Había sido alojado en el COSE pero con el correr de las horas esa medida fue cambiada por la internación; ¿qué hizo o qué pasó en el medio para que la autoridad judicial considerara que no está en sus cabales? ¿Será por adicción a las drogas?
El otro sujeto que cayó con él, el mayor de edad, esperaba la realización de la audiencia de control de detención alojado en la comisaría Primera.
Ambos fueron detenidos el viernes, alrededor de las cinco de la madrugada, en el radio céntrico de la ciudad. A uno, al menor, lo atraparon tras una persecución en la puerta de la biblioteca Agustín Álvarez, en avenida Fontana y San Martín, y al cómplice a una cuadra del edificio de la Municipalidad; en pasaje Mendoza y Rivadavia.

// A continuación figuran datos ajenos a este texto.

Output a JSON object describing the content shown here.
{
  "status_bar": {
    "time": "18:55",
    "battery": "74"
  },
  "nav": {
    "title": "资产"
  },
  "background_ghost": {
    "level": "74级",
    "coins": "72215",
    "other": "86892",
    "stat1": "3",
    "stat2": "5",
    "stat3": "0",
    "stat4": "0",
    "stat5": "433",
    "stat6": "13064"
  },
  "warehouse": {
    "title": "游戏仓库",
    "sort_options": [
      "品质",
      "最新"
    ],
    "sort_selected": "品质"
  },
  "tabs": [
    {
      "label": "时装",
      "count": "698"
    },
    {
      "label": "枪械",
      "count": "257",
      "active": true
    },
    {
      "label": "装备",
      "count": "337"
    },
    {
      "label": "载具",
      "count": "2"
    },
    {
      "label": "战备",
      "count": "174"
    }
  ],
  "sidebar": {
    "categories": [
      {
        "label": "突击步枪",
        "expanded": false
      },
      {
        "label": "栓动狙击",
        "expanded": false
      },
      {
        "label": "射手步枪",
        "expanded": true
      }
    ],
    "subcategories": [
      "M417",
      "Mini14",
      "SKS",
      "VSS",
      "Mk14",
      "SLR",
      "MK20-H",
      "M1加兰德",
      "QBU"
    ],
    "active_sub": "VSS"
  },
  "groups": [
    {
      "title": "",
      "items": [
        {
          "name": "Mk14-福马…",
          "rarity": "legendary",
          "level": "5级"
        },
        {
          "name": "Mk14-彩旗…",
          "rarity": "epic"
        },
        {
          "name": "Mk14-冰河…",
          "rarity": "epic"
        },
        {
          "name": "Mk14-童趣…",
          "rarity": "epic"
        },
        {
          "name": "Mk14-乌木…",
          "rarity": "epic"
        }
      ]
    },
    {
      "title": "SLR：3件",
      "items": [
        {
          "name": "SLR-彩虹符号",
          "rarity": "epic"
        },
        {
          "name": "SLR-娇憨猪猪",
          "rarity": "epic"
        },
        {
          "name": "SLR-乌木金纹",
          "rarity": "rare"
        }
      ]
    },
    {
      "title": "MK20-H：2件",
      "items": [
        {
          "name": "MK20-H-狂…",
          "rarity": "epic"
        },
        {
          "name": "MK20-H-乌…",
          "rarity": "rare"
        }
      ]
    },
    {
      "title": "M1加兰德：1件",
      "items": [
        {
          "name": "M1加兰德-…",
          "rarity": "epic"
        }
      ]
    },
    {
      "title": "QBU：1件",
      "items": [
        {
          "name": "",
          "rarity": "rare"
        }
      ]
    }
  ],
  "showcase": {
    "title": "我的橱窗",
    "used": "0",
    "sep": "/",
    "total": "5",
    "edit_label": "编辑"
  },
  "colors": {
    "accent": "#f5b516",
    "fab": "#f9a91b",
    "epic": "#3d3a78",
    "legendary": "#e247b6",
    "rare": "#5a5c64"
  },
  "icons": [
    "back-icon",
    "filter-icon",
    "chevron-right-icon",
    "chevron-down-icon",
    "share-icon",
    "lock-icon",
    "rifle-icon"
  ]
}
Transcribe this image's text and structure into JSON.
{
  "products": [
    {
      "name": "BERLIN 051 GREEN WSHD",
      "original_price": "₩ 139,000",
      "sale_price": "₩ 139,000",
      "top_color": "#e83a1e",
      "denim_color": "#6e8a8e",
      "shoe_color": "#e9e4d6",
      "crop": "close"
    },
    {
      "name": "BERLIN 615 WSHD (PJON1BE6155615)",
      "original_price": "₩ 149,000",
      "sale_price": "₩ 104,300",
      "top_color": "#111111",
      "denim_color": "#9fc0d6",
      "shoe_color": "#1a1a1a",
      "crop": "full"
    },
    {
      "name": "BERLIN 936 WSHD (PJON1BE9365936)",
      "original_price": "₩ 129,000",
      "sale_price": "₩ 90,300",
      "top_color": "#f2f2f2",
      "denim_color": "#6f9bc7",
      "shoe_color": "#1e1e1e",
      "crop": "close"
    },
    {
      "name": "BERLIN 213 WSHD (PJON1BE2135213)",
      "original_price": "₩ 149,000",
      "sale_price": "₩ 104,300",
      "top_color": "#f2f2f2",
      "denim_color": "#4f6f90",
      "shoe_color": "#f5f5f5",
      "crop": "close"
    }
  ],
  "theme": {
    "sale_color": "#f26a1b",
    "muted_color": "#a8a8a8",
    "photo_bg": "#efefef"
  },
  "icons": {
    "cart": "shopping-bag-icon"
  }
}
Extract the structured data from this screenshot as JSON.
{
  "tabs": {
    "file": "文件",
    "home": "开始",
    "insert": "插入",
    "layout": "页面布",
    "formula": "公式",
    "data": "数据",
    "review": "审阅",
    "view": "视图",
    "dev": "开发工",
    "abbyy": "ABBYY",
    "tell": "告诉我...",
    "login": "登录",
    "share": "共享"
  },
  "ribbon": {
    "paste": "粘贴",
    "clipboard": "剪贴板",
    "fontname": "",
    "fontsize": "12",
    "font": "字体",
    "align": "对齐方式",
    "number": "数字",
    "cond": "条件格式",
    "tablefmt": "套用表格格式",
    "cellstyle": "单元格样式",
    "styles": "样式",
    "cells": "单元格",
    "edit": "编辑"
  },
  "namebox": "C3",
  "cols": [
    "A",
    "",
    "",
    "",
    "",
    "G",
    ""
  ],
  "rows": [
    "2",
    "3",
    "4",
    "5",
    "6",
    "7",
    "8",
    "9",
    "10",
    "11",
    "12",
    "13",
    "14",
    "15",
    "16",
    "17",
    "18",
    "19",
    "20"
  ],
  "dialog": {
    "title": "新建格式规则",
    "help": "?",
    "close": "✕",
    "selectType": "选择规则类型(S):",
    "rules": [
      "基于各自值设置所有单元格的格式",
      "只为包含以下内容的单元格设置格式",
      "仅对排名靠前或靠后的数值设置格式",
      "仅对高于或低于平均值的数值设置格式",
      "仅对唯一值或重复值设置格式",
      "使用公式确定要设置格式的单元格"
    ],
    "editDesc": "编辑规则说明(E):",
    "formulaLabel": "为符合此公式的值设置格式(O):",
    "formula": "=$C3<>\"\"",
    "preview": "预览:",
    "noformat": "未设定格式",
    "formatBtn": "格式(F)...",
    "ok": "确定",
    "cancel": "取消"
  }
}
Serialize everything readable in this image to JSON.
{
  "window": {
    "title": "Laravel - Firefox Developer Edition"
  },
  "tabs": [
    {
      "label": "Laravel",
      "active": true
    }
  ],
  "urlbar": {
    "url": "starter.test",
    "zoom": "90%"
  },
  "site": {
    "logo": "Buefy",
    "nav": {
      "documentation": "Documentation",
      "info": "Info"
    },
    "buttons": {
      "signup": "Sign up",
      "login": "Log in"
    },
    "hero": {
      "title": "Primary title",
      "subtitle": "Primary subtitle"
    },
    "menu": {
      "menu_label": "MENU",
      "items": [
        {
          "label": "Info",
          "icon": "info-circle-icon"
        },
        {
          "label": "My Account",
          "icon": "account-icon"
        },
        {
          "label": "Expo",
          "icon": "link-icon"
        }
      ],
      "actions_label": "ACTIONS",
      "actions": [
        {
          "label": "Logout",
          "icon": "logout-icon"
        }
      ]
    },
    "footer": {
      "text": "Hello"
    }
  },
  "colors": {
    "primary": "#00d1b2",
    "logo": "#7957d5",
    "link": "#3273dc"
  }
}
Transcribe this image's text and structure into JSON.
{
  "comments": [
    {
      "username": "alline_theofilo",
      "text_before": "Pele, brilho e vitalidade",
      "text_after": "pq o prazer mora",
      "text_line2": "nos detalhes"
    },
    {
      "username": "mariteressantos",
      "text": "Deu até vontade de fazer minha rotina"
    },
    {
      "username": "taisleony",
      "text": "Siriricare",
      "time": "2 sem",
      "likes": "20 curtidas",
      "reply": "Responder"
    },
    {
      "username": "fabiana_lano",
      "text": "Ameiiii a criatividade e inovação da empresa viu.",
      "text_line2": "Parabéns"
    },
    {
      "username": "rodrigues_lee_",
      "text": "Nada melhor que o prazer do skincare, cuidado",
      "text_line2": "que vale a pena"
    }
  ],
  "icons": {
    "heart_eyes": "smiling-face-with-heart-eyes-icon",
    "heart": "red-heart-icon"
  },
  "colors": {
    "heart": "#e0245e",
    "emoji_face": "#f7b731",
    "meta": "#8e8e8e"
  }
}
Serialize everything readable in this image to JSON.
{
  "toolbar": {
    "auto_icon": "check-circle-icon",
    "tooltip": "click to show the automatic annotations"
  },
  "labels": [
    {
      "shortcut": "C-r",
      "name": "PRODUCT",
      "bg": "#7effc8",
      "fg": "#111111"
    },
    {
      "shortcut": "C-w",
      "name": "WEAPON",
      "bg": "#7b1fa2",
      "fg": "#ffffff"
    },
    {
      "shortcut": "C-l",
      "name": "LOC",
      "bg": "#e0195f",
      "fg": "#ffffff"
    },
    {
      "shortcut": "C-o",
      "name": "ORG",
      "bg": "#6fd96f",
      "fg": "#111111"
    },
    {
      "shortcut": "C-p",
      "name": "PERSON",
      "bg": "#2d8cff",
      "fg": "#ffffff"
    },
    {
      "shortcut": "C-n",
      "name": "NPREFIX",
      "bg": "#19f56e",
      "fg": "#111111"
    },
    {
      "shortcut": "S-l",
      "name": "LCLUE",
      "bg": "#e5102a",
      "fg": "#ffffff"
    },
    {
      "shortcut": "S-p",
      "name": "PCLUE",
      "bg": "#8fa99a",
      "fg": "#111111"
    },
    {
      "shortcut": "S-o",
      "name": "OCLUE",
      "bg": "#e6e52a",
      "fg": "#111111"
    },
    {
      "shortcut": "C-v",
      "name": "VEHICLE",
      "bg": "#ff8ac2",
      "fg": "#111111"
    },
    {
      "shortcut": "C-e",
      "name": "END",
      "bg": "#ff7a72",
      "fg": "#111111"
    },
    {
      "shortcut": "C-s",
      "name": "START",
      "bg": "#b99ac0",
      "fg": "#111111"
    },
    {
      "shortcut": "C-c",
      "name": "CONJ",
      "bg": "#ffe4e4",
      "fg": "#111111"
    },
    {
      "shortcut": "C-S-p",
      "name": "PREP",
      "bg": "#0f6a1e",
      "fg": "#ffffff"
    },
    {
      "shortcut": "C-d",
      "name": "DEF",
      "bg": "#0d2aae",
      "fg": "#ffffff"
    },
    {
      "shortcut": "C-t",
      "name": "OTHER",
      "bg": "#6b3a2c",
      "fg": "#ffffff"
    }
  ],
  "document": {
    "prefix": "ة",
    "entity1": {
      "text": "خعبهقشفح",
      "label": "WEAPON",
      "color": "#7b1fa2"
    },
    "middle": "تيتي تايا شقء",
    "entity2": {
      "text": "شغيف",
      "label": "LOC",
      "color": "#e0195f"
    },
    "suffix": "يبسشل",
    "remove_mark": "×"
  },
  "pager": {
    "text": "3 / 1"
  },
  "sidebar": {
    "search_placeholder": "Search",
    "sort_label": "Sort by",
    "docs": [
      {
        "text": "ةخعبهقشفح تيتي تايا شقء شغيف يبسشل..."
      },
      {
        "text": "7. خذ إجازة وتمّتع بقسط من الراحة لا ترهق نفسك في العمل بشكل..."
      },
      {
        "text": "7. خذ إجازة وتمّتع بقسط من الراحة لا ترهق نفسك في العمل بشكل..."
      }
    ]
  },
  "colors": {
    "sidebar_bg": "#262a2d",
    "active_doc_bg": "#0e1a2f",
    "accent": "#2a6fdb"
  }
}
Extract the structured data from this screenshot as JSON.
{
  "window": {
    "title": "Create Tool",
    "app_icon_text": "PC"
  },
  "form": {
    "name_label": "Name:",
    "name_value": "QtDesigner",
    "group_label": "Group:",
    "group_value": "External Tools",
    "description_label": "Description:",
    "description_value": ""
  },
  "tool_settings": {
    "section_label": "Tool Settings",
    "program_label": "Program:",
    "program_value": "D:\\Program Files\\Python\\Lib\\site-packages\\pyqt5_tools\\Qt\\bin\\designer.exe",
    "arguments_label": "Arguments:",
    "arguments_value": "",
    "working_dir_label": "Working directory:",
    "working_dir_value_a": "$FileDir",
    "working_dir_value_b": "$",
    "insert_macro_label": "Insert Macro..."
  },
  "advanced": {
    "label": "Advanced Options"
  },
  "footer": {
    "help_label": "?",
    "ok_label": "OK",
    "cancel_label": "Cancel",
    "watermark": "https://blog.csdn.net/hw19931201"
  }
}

La policía los acusó de haberse apoderado de un bolso con ropa del vehículo de una mujer y de una mochila conteniendo tarjetas de crédito, documentación y otros efectos personales de la propietaria del rodado; un Renault Sandero que se encontraba estacionado en avenida Julio A. Roca entre Belgrano y avenida Fontana, al momento en que para robar le rompieron uno de los vidrios laterales.
La policía le recuperó a la damnificada todas las cosas que le habían sustraído, algunas de ellas fueron entregadas por el propietario de un domicilio hacia el que uno de los maleantes había revoleado uno de los bolsos.